Scher has developed identities, packaging for a broad range of clients that includes, among others, The New York Times Magazine, Perry Ellis, Bloomberg, Target, Jazz at Lincoln Center, the Detroit Symphony Orchestra, the New Jersey Performing Arts Center, the New 42nd Street, the New York Botanical Garden, and The Daily Show With Jon Stewart. In 1996 Scher’s widely imitated identity for the Public Theater won the coveted Beacon Award for integrated corporate design strategy. She serves on the board of The Public Theater, and is a frequent design contributor to The New York Times, GQ and other publications.

For more than three decades Paula Scher has been at the forefront of graphic design.

Iconic, smart and unabashedly populist, her images have entered into the American

vernacular.

In 1998 Scher was named to the Art Directors Club Hall of Fame, and in 2000 she received the prestigious Chrysler Award for Innovation in Design. In 2001 she received the profession’s highest honor, the AIGA Medal, in recognition of her distinguished achievements and contributions to the field. She is a member of the Alliance Graphique Internationale. Her work is represented in the permanent collections of the Museum of Modern Art and the Cooper-Hewitt National Design Museum, New York; the Library of Congress, Washington, D.C.; the Museum für Gestaltung Zürich; the Denver Art Museum; and the Bibliothèque nationale de France and the Centre Georges Pompidou, Paris.

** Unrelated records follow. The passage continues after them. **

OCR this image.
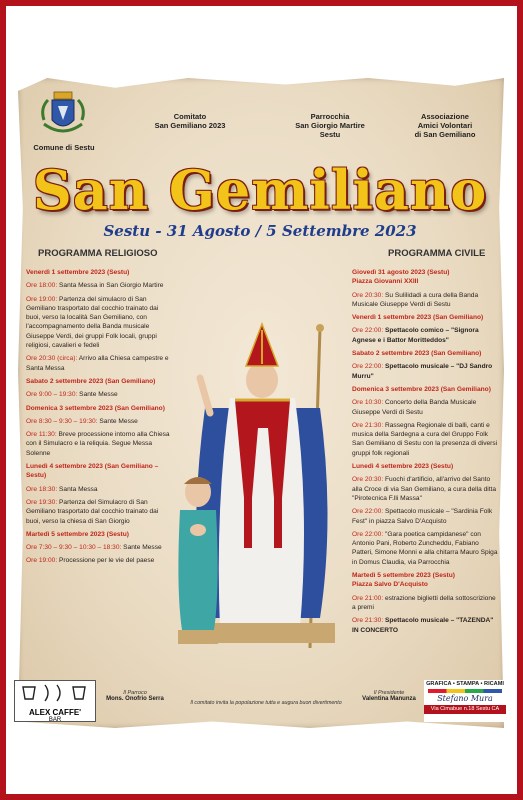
Comune di Sestu
Comitato
San Gemiliano 2023
Parrocchia
San Giorgio Martire
Sestu
Associazione
Amici Volontari
di San Gemiliano
San Gemiliano
Sestu - 31 Agosto / 5 Settembre 2023
PROGRAMMA RELIGIOSO	PROGRAMMA CIVILE

Venerdì 1 settembre 2023 (Sestu)

Ore 18:00: Santa Messa in San Giorgio Martire

Ore 19:00: Partenza del simulacro di San Gemiliano trasportato dal cocchio trainato dai buoi, verso la località San Gemiliano, con l'accompagnamento della Banda musicale Giuseppe Verdi, dei gruppi Folk locali, gruppi religiosi, cavalieri e fedeli

Ore 20:30 (circa): Arrivo alla Chiesa campestre e Santa Messa

Sabato 2 settembre 2023 (San Gemiliano)

Ore 9:00 – 19:30: Sante Messe

Domenica 3 settembre 2023 (San Gemiliano)

Ore 8:30 – 9:30 – 19:30: Sante Messe

Ore 11:30: Breve processione intorno alla Chiesa con il Simulacro e la reliquia. Segue Messa Solenne

Lunedì 4 settembre 2023 (San Gemiliano – Sestu)

Ore 18:30: Santa Messa

Ore 19:30: Partenza del Simulacro di San Gemiliano trasportato dal cocchio trainato dai buoi, verso la chiesa di San Giorgio

Martedì 5 settembre 2023 (Sestu)

Ore 7:30 – 9:30 – 10:30 – 18:30: Sante Messe

Ore 19:00: Processione per le vie del paese

Giovedì 31 agosto 2023 (Sestu)

Piazza Giovanni XXIII

Ore 20:30: Su Sulilidadi a cura della Banda Musicale Giuseppe Verdi di Sestu

Venerdì 1 settembre 2023 (San Gemiliano)

Ore 22:00: Spettacolo comico – "Signora Agnese e i Battor Moritteddos"

Sabato 2 settembre 2023 (San Gemiliano)

Ore 22:00: Spettacolo musicale – "DJ Sandro Murru"

Domenica 3 settembre 2023 (San Gemiliano)

Ore 10:30: Concerto della Banda Musicale Giuseppe Verdi di Sestu

Ore 21:30: Rassegna Regionale di balli, canti e musica della Sardegna a cura del Gruppo Folk San Gemiliano di Sestu con la presenza di diversi gruppi folk regionali

Lunedì 4 settembre 2023 (Sestu)

Ore 20:30: Fuochi d'artificio, all'arrivo del Santo alla Croce di via San Gemiliano, a cura della ditta "Pirotecnica F.lli Massa"

Ore 22:00: Spettacolo musicale – "Sardinia Folk Fest" in piazza Salvo D'Acquisto

Ore 22:00: "Gara poetica campidanese" con Antonio Pani, Roberto Zuncheddu, Fabiano Patteri, Simone Monni e alla chitarra Mauro Spiga in Domus Claudia, via Parrocchia

Martedì 5 settembre 2023 (Sestu)

Piazza Salvo D'Acquisto

Ore 21:00: estrazione biglietti della sottoscrizione a premi

Ore 21:30: Spettacolo musicale – "TAZENDA" IN CONCERTO

ALEX CAFFE'
BAR
Il Parroco
Mons. Onofrio Serra
Il comitato invita la popolazione tutta e augura buon divertimento
Il Presidente
Valentina Manunza
GRAFICA • STAMPA • RICAMI
Stefano Mura
Via Cimabue n.18 Sestu CA
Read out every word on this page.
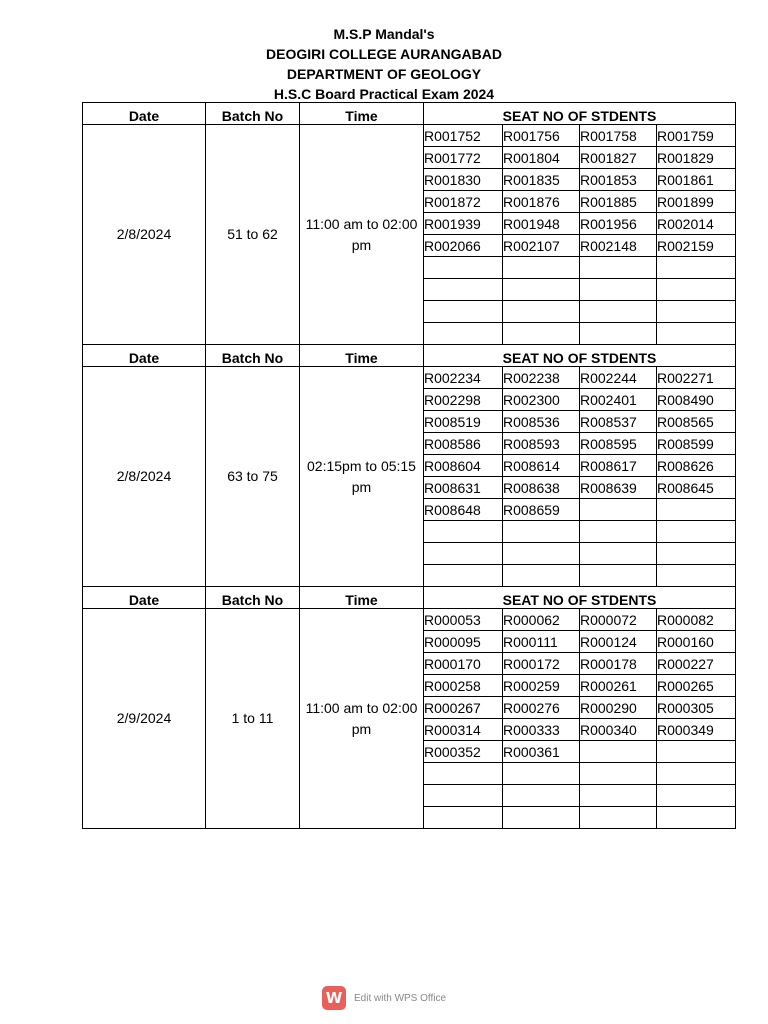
M.S.P Mandal's
DEOGIRI COLLEGE AURANGABAD
DEPARTMENT OF GEOLOGY
H.S.C Board Practical Exam 2024
Date	Batch No	Time	SEAT NO OF STDENTS			
2/8/2024	51 to 62	11:00 am to 02:00 pm	R001752	R001756	R001758	R001759
			R001772	R001804	R001827	R001829
			R001830	R001835	R001853	R001861
			R001872	R001876	R001885	R001899
			R001939	R001948	R001956	R002014
			R002066	R002107	R002148	R002159

Date	Batch No	Time	SEAT NO OF STDENTS			
2/8/2024	63 to 75	02:15pm to 05:15 pm	R002234	R002238	R002244	R002271
			R002298	R002300	R002401	R008490
			R008519	R008536	R008537	R008565
			R008586	R008593	R008595	R008599
			R008604	R008614	R008617	R008626
			R008631	R008638	R008639	R008645
			R008648	R008659		

Date	Batch No	Time	SEAT NO OF STDENTS			
2/9/2024	1 to 11	11:00 am to 02:00 pm	R000053	R000062	R000072	R000082
			R000095	R000111	R000124	R000160
			R000170	R000172	R000178	R000227
			R000258	R000259	R000261	R000265
			R000267	R000276	R000290	R000305
			R000314	R000333	R000340	R000349
			R000352	R000361		

W	Edit with WPS Office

Scher holds a BFA from the Tyler School of Art and a Doctor of Fine Arts Honoris Causa from the Corcoran College of Art and Design. She has lectured and exhibited all over the world, and her teaching career includes over two decades at the School of Visual Arts, along with positions at the Cooper Union, Yale University and the Tyler School of Art. She has authored numerous articles on design-related subjects for the AIGA Journal of Graphic Design, PRINT, Graphis and other publications, and in 2002 Princeton Architectural Press published her career monograph Make It Bigger.